Wow, this dish was delightful and perfect comfort food. It also resulted in lots of leftovers, so feel free to cut the portions of the various ingredients down quite a bit if you want to. We can always use leftovers with the long hours the Veganaut and I work on work days.
- 2 red bell peppers
- 2 containers vegan tj’s chick’n strips
- 1 bag frozen corn
- 1 container vegan buffalo sauce
- 1 container of vegan blue cheese sauce (available at most whole foods)

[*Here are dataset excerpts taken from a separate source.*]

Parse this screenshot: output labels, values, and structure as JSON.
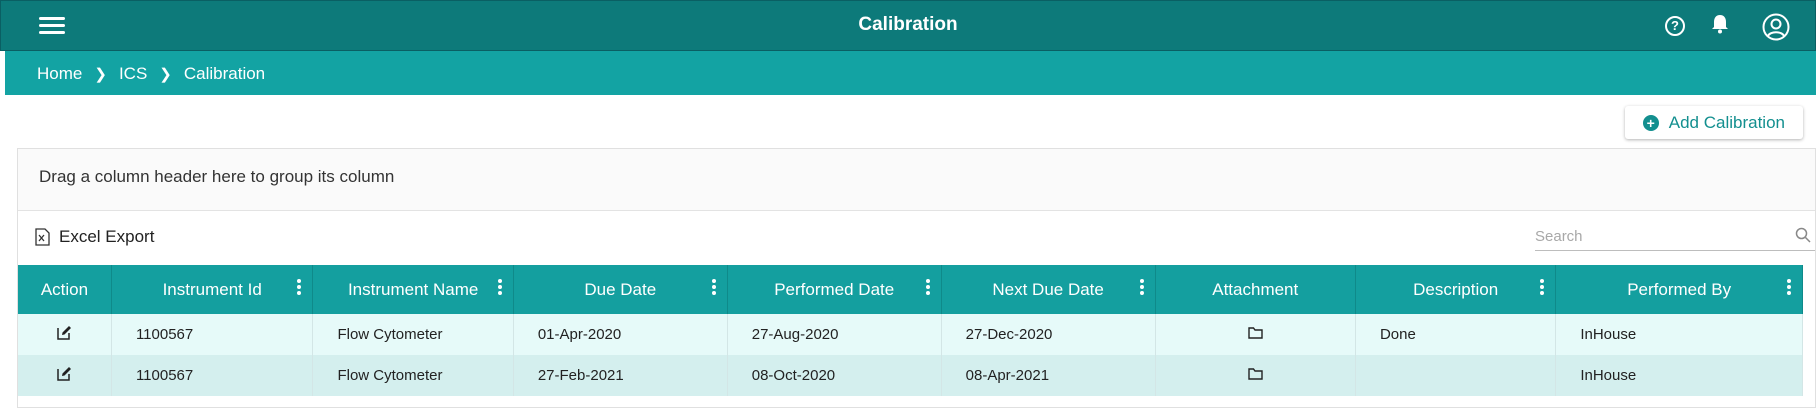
{
  "app": {
    "title": "Calibration"
  },
  "breadcrumb": [
    "Home",
    "ICS",
    "Calibration"
  ],
  "toolbar": {
    "add_label": "Add Calibration",
    "export_label": "Excel Export"
  },
  "group_panel": {
    "hint": "Drag a column header here to group its column"
  },
  "search": {
    "placeholder": "Search",
    "value": ""
  },
  "columns": [
    "Action",
    "Instrument Id",
    "Instrument Name",
    "Due Date",
    "Performed Date",
    "Next Due Date",
    "Attachment",
    "Description",
    "Performed By"
  ],
  "rows": [
    {
      "instrument_id": "1100567",
      "instrument_name": "Flow Cytometer",
      "due_date": "01-Apr-2020",
      "performed_date": "27-Aug-2020",
      "next_due_date": "27-Dec-2020",
      "description": "Done",
      "performed_by": "InHouse"
    },
    {
      "instrument_id": "1100567",
      "instrument_name": "Flow Cytometer",
      "due_date": "27-Feb-2021",
      "performed_date": "08-Oct-2020",
      "next_due_date": "08-Apr-2021",
      "description": "",
      "performed_by": "InHouse"
    }
  ],
  "icons": {
    "menu": "hamburger-menu-icon",
    "help": "help-circle-icon",
    "notifications": "bell-icon",
    "account": "user-circle-icon",
    "edit": "edit-icon",
    "attachment": "folder-icon",
    "export": "excel-file-icon",
    "search": "search-icon",
    "add": "plus-circle-icon"
  },
  "colors": {
    "header": "#0d7a7a",
    "breadcrumb_bar": "#13a3a3",
    "grid_header": "#149f9f",
    "row_odd": "#e6faf9",
    "row_even": "#d4efee",
    "accent": "#138f8f"
  }
}
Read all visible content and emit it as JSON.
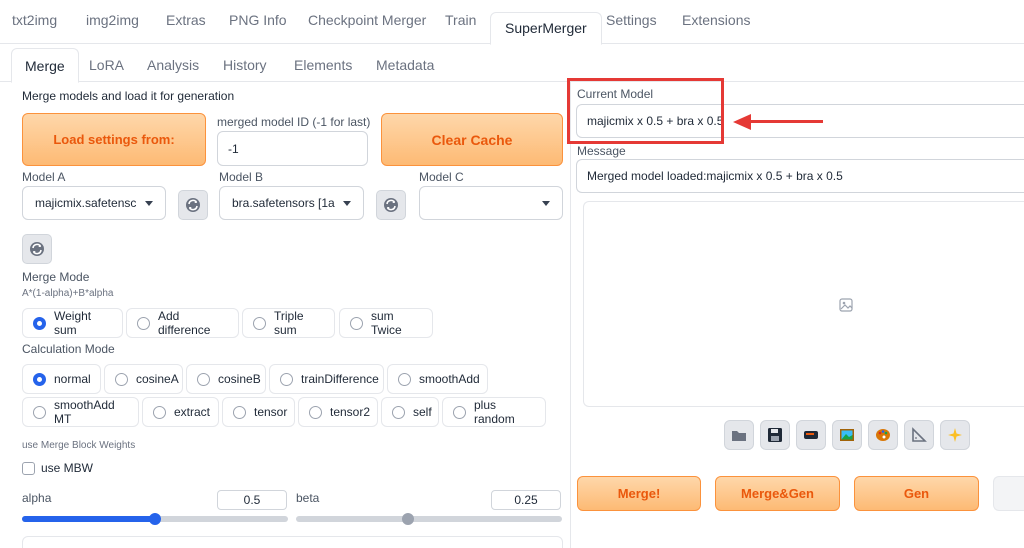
{
  "top_tabs": [
    "txt2img",
    "img2img",
    "Extras",
    "PNG Info",
    "Checkpoint Merger",
    "Train",
    "SuperMerger",
    "Settings",
    "Extensions"
  ],
  "sub_tabs": [
    "Merge",
    "LoRA",
    "Analysis",
    "History",
    "Elements",
    "Metadata"
  ],
  "left": {
    "heading": "Merge models and load it for generation",
    "load_settings_label": "Load settings from:",
    "merged_id_label": "merged model ID (-1 for last)",
    "merged_id_value": "-1",
    "clear_cache_label": "Clear Cache",
    "model_a_label": "Model A",
    "model_a_value": "majicmix.safetensc",
    "model_b_label": "Model B",
    "model_b_value": "bra.safetensors [1a",
    "model_c_label": "Model C",
    "model_c_value": "",
    "merge_mode_label": "Merge Mode",
    "merge_mode_formula": "A*(1-alpha)+B*alpha",
    "merge_modes": [
      "Weight sum",
      "Add difference",
      "Triple sum",
      "sum Twice"
    ],
    "merge_mode_selected": "Weight sum",
    "calc_mode_label": "Calculation Mode",
    "calc_modes_row1": [
      "normal",
      "cosineA",
      "cosineB",
      "trainDifference",
      "smoothAdd"
    ],
    "calc_modes_row2": [
      "smoothAdd MT",
      "extract",
      "tensor",
      "tensor2",
      "self",
      "plus random"
    ],
    "calc_mode_selected": "normal",
    "mbw_section_label": "use Merge Block Weights",
    "mbw_checkbox_label": "use MBW",
    "alpha_label": "alpha",
    "alpha_value": "0.5",
    "alpha_fraction": 0.5,
    "beta_label": "beta",
    "beta_value": "0.25",
    "beta_fraction": 0.42
  },
  "right": {
    "current_model_label": "Current Model",
    "current_model_value": "majicmix x 0.5 + bra x 0.5",
    "message_label": "Message",
    "message_value": "Merged model loaded:majicmix x 0.5 + bra x 0.5",
    "tool_icons": [
      "folder-icon",
      "save-icon",
      "zip-icon",
      "image-icon",
      "palette-icon",
      "ruler-icon",
      "sparkle-icon"
    ],
    "merge_btn_label": "Merge!",
    "merge_gen_btn_label": "Merge&Gen",
    "gen_btn_label": "Gen"
  },
  "colors": {
    "accent_blue": "#2563eb",
    "orange_text": "#ea580c",
    "highlight_red": "#e53935"
  }
}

- 1/2 container tofutti sour cream
- 2 containers vegan cream cheese
- 4 cups veggie broth
- 1 can cannelli beans, rinsed and drained
- 1 can diced tomatoes, rinsed and drained
- 1 TBsp onion powder
- 2 TBsp garlic powder
- 1 TBsp cilantro
First fry the vegan chick’n and chopped red bell peppers in a little olive oil. Then in a large pot combine all the above ingredients except the spices. It works best if you add the cream cheese on top. Bring to a boil then reduce to simmer. Press the cream cheese in to the sides to help it mix in to the broth and buffalo sauce.
After letting simmer for 30-40 minutes stir in the spices and simmer another 10-20 minutes. Serve! We served them in bread bowls. It actually goes quite nicely with sliced avocados since it was a spicy soup, though there really wasn’t enough room for the avocados on top of the bread bowl so they are on the side.